Duke student killed in Florida crash; Ala. man charged
Posted March 14, 2014
Updated March 15, 2014
Durham, N.C. — An Alabama man faces several charges related to driving under the influence in connection with a wreck late Friday morning that killed a Duke University senior and seriously injured another while they were on spring break in northern Florida.
A university spokesman said Rebecca DeNardis, 21, of Cary, was traveling in a van with four other students and a staff member with Duke's Outdoor Adventures program when it was hit by another vehicle.
The Florida Highway Patrol said Martin Zackery Hales, 25, was headed west around 11:45 a.m. on Interstate 10 in Okaloosa County when he drove his Ford Explorer across the median and crashed into the DeNardis's van.
According to the Northwest Florida Daily News, both vehicles flipped and ended on the side of the road.
DeNardis was taken to North Okaloosa Hospital Center in Crestview, Fla., where she was pronounced dead.

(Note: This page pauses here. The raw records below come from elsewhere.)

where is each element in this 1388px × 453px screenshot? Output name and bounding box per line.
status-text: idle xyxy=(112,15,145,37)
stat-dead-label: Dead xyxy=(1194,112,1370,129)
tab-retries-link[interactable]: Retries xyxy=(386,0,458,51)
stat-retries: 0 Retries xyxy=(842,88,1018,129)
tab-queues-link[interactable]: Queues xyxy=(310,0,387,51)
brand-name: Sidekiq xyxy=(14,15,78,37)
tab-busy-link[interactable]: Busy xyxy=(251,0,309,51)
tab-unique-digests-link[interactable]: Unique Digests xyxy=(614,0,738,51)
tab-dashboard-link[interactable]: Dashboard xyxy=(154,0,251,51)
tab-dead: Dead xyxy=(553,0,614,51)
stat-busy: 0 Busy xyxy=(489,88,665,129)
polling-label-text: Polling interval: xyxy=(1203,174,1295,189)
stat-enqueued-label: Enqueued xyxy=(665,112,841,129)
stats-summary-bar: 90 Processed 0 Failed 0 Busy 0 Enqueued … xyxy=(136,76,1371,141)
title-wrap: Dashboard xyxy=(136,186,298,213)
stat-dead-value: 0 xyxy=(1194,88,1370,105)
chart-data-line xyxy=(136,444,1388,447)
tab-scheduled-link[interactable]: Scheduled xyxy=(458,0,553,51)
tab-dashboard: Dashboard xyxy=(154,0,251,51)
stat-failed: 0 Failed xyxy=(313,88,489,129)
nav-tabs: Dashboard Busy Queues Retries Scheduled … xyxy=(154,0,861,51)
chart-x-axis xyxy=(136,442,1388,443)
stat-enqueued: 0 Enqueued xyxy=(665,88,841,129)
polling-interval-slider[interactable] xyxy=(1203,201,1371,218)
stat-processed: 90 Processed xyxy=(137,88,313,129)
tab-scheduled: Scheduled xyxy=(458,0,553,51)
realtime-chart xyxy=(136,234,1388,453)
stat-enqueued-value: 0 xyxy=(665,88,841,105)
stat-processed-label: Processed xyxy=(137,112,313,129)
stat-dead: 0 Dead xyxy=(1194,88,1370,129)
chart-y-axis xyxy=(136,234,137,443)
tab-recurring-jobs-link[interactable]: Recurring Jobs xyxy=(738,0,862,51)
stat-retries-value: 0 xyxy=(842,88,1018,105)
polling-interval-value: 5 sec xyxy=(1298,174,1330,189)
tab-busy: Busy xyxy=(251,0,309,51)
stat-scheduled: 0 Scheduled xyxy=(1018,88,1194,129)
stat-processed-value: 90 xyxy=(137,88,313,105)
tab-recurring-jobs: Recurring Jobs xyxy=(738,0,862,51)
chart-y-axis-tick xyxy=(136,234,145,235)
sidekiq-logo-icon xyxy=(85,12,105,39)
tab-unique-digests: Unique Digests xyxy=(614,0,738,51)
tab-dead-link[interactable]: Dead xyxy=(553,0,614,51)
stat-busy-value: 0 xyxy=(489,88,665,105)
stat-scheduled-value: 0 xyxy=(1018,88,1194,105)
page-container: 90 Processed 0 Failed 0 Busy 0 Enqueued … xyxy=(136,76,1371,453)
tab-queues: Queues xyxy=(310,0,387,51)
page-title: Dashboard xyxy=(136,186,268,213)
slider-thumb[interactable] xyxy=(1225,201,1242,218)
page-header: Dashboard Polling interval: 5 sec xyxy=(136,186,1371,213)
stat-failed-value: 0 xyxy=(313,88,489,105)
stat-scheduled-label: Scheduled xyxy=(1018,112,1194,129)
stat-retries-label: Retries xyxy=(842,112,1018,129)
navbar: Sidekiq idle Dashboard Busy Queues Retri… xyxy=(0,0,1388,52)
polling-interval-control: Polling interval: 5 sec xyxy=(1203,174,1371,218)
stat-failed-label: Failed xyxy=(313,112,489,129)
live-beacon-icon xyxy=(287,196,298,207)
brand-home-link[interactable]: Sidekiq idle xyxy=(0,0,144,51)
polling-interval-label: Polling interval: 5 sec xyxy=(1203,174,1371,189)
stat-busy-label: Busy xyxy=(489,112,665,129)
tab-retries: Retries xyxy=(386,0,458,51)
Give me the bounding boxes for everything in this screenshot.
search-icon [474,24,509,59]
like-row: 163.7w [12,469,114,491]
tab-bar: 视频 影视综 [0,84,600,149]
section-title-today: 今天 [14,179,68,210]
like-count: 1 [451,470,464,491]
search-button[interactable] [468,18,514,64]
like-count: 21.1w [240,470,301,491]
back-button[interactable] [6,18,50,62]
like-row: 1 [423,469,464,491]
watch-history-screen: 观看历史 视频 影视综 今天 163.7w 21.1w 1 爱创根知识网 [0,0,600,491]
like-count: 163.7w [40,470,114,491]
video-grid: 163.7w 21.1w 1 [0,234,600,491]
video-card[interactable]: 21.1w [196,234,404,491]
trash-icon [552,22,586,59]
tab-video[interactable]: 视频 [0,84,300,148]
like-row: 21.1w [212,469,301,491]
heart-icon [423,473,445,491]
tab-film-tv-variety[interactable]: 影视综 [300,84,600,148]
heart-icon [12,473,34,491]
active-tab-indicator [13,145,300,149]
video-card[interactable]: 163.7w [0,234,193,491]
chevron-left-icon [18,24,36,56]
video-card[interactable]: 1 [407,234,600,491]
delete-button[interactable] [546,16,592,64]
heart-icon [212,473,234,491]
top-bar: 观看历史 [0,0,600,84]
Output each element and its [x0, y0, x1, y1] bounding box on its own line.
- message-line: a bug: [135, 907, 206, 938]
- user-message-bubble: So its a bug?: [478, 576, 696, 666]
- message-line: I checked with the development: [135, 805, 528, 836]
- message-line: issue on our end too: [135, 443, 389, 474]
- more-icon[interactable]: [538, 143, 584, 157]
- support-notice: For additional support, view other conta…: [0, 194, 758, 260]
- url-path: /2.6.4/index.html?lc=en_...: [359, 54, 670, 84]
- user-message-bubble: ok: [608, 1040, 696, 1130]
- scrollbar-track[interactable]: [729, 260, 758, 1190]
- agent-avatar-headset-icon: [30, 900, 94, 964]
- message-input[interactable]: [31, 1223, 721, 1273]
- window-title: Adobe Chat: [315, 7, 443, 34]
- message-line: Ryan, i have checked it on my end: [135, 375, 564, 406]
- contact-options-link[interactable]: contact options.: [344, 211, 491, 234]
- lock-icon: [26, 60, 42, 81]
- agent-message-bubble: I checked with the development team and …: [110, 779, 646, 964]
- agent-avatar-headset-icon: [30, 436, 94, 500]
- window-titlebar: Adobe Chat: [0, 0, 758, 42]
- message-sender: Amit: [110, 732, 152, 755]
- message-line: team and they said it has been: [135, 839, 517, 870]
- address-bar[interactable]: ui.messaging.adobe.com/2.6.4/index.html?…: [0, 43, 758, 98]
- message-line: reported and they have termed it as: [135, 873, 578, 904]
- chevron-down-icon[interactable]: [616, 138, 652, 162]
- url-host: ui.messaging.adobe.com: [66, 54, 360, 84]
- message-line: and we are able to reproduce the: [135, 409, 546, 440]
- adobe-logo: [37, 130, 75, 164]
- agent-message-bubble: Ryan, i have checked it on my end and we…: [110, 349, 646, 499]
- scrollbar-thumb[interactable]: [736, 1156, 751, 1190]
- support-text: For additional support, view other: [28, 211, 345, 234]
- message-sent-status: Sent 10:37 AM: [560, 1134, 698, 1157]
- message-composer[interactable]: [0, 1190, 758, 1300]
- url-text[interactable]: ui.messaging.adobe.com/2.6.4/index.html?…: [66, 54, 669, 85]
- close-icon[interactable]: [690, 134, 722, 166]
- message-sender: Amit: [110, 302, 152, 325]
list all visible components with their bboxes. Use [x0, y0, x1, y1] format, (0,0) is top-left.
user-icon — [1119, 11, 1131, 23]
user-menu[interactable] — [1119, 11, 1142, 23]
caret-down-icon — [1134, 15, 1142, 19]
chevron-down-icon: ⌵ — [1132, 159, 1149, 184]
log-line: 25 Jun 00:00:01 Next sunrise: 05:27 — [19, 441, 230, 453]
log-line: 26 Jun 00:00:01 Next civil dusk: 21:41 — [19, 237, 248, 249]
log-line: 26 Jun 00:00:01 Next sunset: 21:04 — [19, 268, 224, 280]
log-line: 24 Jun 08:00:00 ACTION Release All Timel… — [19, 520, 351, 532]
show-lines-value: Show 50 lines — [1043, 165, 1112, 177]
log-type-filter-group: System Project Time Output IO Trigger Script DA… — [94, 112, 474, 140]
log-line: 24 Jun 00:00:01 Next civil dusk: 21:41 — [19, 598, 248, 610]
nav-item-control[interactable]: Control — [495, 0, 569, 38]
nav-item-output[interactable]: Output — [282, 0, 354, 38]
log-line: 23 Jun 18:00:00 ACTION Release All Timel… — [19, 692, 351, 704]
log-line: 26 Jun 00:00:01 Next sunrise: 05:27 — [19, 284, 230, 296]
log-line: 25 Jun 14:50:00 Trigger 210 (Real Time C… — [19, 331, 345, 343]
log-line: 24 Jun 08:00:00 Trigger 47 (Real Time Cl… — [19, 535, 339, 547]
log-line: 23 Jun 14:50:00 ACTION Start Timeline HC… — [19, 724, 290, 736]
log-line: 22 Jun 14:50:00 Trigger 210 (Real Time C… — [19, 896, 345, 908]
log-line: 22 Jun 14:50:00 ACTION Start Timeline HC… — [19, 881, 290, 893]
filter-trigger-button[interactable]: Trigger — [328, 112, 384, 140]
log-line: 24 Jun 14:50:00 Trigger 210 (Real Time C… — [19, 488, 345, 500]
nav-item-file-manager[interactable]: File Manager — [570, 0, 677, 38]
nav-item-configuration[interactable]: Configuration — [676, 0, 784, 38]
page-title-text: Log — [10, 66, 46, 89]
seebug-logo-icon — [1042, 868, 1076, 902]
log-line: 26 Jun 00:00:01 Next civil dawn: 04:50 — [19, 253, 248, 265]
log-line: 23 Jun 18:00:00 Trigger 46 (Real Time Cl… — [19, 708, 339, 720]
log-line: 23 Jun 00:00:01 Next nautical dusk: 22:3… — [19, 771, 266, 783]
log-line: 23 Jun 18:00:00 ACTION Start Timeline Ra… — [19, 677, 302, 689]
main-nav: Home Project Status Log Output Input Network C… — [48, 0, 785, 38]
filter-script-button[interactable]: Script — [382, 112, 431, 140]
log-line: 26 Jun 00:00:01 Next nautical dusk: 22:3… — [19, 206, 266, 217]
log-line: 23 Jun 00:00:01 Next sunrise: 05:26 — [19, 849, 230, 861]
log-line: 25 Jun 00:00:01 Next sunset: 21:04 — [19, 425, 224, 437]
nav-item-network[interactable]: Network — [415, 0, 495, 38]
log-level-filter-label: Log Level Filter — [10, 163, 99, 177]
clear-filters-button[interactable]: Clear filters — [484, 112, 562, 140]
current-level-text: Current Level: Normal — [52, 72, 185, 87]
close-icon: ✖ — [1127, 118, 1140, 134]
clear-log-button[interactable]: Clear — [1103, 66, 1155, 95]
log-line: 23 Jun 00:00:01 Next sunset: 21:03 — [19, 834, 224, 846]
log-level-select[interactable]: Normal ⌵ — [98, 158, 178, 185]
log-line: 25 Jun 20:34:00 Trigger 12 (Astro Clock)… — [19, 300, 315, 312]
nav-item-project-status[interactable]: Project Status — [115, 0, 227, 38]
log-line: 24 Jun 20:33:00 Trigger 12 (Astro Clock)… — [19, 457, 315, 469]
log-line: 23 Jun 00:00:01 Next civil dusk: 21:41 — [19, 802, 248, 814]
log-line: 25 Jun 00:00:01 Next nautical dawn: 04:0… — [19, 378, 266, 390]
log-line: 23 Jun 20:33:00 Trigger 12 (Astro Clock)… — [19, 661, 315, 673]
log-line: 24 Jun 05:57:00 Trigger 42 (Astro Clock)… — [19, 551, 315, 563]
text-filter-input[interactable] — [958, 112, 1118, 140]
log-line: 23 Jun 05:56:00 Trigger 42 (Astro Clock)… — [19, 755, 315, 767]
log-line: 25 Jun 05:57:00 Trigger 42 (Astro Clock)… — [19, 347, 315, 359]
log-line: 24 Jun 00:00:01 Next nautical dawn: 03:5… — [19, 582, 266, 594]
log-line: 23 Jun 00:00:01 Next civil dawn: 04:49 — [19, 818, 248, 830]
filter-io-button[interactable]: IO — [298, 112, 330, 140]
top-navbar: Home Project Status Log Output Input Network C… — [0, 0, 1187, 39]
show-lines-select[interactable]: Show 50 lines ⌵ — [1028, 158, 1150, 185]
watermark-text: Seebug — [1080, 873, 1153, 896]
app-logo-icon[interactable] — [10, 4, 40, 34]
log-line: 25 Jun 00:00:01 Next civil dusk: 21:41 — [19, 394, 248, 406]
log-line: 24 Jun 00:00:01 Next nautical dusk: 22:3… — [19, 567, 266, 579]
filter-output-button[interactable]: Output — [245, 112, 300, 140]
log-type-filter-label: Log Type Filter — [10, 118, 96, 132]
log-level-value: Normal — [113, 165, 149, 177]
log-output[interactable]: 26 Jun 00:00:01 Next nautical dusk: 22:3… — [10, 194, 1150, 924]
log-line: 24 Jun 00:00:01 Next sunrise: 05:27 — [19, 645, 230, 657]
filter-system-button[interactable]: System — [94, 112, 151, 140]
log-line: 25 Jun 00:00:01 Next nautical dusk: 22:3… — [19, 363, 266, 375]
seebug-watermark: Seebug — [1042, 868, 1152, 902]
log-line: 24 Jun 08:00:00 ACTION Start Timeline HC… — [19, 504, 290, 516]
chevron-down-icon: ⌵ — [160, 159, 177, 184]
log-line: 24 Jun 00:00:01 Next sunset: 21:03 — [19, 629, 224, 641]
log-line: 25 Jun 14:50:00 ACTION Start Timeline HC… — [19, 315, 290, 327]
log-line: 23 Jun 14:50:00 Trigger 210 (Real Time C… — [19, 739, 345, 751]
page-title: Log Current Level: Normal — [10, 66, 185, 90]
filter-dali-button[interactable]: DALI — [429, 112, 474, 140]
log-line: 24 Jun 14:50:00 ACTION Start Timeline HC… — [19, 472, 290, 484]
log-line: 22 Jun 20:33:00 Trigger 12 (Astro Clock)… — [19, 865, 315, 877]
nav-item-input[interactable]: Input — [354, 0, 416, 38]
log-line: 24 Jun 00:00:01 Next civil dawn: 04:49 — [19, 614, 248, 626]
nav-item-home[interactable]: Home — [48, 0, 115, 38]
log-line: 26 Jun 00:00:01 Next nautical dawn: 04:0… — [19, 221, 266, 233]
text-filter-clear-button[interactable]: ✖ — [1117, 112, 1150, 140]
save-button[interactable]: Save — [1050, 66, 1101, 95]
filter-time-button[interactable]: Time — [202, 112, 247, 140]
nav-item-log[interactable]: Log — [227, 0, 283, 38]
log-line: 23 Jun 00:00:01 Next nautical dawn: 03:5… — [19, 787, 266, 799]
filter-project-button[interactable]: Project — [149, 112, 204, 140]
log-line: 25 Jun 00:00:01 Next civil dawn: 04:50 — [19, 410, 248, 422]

Another student, Joao Correia Marques, 21, of Keohane, N.C., suffered serious injuries and was in stable condition Friday afternoon, according to Duke.
A third student was treated for minor injuries and released from the hospital.
Hales, jailed under a $176,000 bond, faces one count of DUI manslaughter, one count of DUI serious bodily injury, six counts of DUI injury and one count DUI property damage, authorities said.
The Duke contingent was returning to Durham after a five-day canoeing and camping trip along Florida's Blackwater River.
Students on campus Saturday were stunned by the news of her death.
"She was a person with aspirations and ambitions," Duke freshman Lauren Shum said. "It's hard to realize that she won't be able to realize them now that this has happened."
DeNardis, a member of Duke's Phi Beta Kappa honor society, double-majored in both computer science and mathematics and was on the dean's list throughout her time at Duke.
She was a recipient of the Braxton Craven Scholarship at Duke, a full scholarship that pays for a student's undergraduate tuition.
She planned to work for Google, where she had interned twice, after graduating in May.
DeNardis graduated from Cary High School, where her former math teacher, Andy Zappia remembered her as someone who would go places.
"She came out of Cary High School getting a full ride to Duke," Zappia said. "You can't do much better than that."
Zappia said her death is difficult for him to understand and is a loss to those whose lives DeNardis would have touched.
"How is this possibly fair to anybody who could have benefited from all the gifts that child had?" he said.
Funeral arrangements are pending. Duke is planning a memorial for DeNardis, a university spokesman said.